Below is how you will be writing your SQL queries with ["SQL magic"](https://www.datacamp.com/tutorial/sql-interface-within-jupyterlab).

In [5]:
%%sql
-- your code here --
;

### SQL Styling Convention
Just for consistency (and best practice), here's a few guidelines to follow when writing SQL:
- SQL keywords should be all caps
- Table names are preferred snake_case, plural (e.g., student_records) or at least consistent within the entire system
    - And in general, it's preferred to use all lowercase identifiers (column names, table names, aliases), unless necessary for clarity
- Whitespace: line breaks however reasonable, two-space indentation
- Semicolons **always** to end queries
- Similar attributes should have similar naming conventions, e.g., created_at, updated_at, etc. For now, default attributes to snake_case
- All timestamps should have timezones

Write a SQL query to accomplish each task below:


**1. Select only the book names and years from the books table.**

In [6]:
%%sql
  SELECT book_name, year FROM books
;

book_name,year
And Then There Were None,1939
Endless Night,1967
Teaching to Transgress,1994
Chanwoo's Photobook,2017
The Dispossessed,1974
The Ministry for the Future,2020


**2. Find the names of all authors whose debut year is in the 21st century (defined as after 2000).**

In [7]:
%%sql
  SELECT author_name
  FROM authors
  WHERE debut_year >= 2001
;

author_name
Chanwoo


**3. Find the names of all authors who released a sci-fi genre book in 1974 that won an award.**

My Solution:

In [20]:
%%sql
  SELECT authors.author_name
  FROM authors
    INNER JOIN books ON authors.author_id = books.author_id
    INNER JOIN awards ON books.book_id = awards.book_id
  WHERE genre = 'sci-fi' AND year = 1974
;

author_name
Ursula K. Le Guin
Ursula K. Le Guin


Staff solution:

In [22]:
%%sql
  SELECT au.author_name
  FROM books AS b
    INNER JOIN awards AS aw ON b.book_id = aw.book_id
    INNER JOIN authors AS au ON b.author_id = au.author_id
  WHERE b.genre = 'sci-fi' AND b.year = 1974
;

author_name
Ursula K. Le Guin
Ursula K. Le Guin


Thing to note: This also works. You can reference an attribute in books before you actually join the books table as long as you join the books table. This works because SQL is declaritive and the computer figures out the best way to run the query.

In [26]:
%%sql
  SELECT authors.author_name
  FROM authors
    INNER JOIN awards ON books.book_id = awards.book_id
    INNER JOIN books ON authors.author_id = books.author_id
  WHERE genre = 'sci-fi' AND year = 1974
;

author_name
Ursula K. Le Guin
Ursula K. Le Guin


## 2) SQL Aggregation Review
In some cases, we may need to accumulate results by combining multiple rows via aggregation. We use the same schema as in Section 2.

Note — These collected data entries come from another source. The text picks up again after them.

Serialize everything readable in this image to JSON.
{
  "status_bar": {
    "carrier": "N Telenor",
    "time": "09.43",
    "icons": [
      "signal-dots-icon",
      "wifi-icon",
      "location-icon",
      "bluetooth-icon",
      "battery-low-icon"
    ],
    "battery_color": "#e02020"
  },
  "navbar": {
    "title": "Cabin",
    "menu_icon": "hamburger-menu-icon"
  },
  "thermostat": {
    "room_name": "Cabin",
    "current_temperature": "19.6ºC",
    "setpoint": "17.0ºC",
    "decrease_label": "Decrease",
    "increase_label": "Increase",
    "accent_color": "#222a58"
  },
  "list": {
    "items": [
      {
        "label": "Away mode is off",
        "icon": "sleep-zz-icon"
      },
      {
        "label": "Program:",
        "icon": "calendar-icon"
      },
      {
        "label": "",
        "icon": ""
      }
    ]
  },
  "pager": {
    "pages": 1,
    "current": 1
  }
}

**4. Write a query that calculates the total number of books written by author Agatha Christie.**

In [29]:
%%sql
  SELECT COUNT(*) AS total_count
  FROM books AS b
    INNER JOIN authors AS a ON a.author_id = b.author_id
  GROUP BY author_name
  HAVING author_name = 'Agatha Christie'
;

total_books
2


**5. The group-by construct lets us compute aggregates for different chunks of a relation. Find the total number of books released per genre. Don’t include genres with a count less than 2. (Hint: HAVING)**

My Solution

In [32]:
%%sql
  SELECT genre, COUNT(*) AS total_count
  FROM books
  GROUP BY genre
  HAVING genre >= 2
;

genre,total_count
mystery,2
nonfiction,2
sci-fi,2


Staff Solution

In [34]:
%%sql
  SELECT genre, COUNT(*) AS total_count
  FROM books
  GROUP BY genre
  HAVING COUNT(*) >= 2
;

genre,total_count
mystery,2
nonfiction,2
sci-fi,2


## 3) Optional Questions

**6. Find the names of the 5 books that trended the least, ordered from least to most. Break ties by book name in alphabetical order.**

In [None]:
%%sql
-- your code here --
;

**7. *Challenge:* Write a query that computes the total times each author has had a trending book. (Hint: you will need to use a join for this as well.)**

In [None]:
%%sql
-- your code here --
;